To counter the impact of falling oil prices, Total sold more volume. Brent crude will average $68 per barrel by 2025, down nearly $8 from the previous year. Total's first-quarter share buyback will be reduced to $750 millions, following the example of BP and Equinor, who have both completely stopped their buybacks.
"We agreed to begin?at 750 million dollars, the lower tranche in the range of buybacks we guided in Septembre. We can then adjust upwards if the market conditions are favorable," CEO Patrick Pouyanne said to?journalists.
TotalEnergies shares rose 1.95% to 1405 GMT.
The company had been buying back shares at a rate of $2 billion per quarter since mid-2022 when Brent crude oil prices reached a high above $100 per barrel. In the fourth quarter, it repurchased $1.5billion in shares.

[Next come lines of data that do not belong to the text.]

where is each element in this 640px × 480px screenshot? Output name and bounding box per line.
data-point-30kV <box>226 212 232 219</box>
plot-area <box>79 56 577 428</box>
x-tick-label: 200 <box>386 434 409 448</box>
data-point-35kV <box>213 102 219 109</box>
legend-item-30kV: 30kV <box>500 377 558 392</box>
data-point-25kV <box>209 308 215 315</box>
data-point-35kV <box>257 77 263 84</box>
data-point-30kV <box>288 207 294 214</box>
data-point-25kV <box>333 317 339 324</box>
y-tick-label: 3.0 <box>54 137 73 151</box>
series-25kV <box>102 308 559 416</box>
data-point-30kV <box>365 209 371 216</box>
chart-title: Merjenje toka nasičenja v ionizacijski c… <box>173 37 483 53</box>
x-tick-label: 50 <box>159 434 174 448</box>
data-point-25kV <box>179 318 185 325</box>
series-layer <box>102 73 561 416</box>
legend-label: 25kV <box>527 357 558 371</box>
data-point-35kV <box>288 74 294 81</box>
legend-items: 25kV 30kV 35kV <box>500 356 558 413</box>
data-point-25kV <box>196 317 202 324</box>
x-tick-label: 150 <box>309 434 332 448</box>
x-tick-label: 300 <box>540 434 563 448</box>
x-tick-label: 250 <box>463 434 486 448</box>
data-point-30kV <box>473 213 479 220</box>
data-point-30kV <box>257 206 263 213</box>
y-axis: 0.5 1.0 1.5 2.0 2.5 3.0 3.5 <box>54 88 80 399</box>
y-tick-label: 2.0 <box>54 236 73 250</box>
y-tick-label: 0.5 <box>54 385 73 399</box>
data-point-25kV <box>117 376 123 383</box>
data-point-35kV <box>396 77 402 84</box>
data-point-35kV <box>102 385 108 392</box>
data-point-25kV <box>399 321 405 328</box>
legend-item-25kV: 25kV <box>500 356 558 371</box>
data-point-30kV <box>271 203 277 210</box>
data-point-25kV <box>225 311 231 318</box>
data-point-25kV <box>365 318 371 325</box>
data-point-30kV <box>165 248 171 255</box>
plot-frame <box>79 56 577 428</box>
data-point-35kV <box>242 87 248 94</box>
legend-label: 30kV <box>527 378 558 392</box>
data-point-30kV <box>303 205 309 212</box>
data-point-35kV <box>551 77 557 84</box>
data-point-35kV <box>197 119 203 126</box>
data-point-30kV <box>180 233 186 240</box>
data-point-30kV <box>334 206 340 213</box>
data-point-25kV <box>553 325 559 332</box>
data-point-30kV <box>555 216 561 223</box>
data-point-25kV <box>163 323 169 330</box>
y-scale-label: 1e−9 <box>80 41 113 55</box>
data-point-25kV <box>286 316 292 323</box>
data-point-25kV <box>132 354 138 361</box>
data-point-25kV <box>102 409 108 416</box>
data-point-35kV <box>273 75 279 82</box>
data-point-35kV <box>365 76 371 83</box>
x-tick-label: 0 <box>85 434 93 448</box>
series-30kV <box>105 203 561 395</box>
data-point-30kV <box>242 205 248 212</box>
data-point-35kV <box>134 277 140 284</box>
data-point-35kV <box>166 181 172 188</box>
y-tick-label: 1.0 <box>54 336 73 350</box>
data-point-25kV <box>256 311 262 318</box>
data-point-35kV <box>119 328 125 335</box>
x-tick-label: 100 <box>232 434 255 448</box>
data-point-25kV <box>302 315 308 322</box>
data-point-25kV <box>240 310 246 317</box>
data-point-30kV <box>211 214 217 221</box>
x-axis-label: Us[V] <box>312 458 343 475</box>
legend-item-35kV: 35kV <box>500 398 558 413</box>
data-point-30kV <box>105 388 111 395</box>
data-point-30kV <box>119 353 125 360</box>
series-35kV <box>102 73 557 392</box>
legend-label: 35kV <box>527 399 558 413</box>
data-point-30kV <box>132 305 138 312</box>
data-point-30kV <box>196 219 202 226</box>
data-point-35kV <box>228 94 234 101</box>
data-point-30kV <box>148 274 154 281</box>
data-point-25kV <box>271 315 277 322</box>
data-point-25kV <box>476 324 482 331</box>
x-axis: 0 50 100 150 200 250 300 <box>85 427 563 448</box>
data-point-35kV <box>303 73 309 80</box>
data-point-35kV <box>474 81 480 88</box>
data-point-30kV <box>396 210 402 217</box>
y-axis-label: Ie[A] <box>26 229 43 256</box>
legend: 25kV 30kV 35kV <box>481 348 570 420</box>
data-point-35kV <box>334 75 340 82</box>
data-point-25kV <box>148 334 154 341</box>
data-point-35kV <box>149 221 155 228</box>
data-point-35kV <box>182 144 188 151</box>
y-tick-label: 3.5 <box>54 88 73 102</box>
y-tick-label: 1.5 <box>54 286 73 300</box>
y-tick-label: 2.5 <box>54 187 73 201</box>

Exxon Shell and their rivals have not changed the buyback program.
Bet Bigger on Oil and Gas
Arnaud le Foll, deputy CFO at Total, said that the current oil and natural gas reserves of Total were sufficient to maintain production levels in 2025 for 12 years. This figure is expected to increase through new projects, particularly in Libya and Namibia.
Le Foll stated that "Namibia" is the new golden region for Total.
He said that a final investment decision on the Venus discovery is expected to be made in the middle of 2026. The FID for the larger Mopane find will come in the year 2028. Additional prospects are being explored.
Total increased oil and gas production in the fourth-quarter to compensate for a drop of 15% in Brent crude and an 18% fall in liquefied natural gas prices.
The quarter saw a 5% increase in production, but the income fell by 21,6% to $1.8 Billion.
The earnings for the Refining and Chemicals business increased by?215% to $1 billion. TotalEnergies previously stated that the margins in European refineries increased by?231% during this period. The French company has now taken over the Zeeland Refinery in the Netherlands, which is co-owned by Lukoil. Pouyanne, a journalist, said that this has allowed Total to temporarily boost production of refined fuels while the sanctioned Russian firm seeks to sell their 45% stake. Pouyanne said that the EU's ban on Russian gas imports until 2027 will allow Europe to absorb a growing global LNG supply.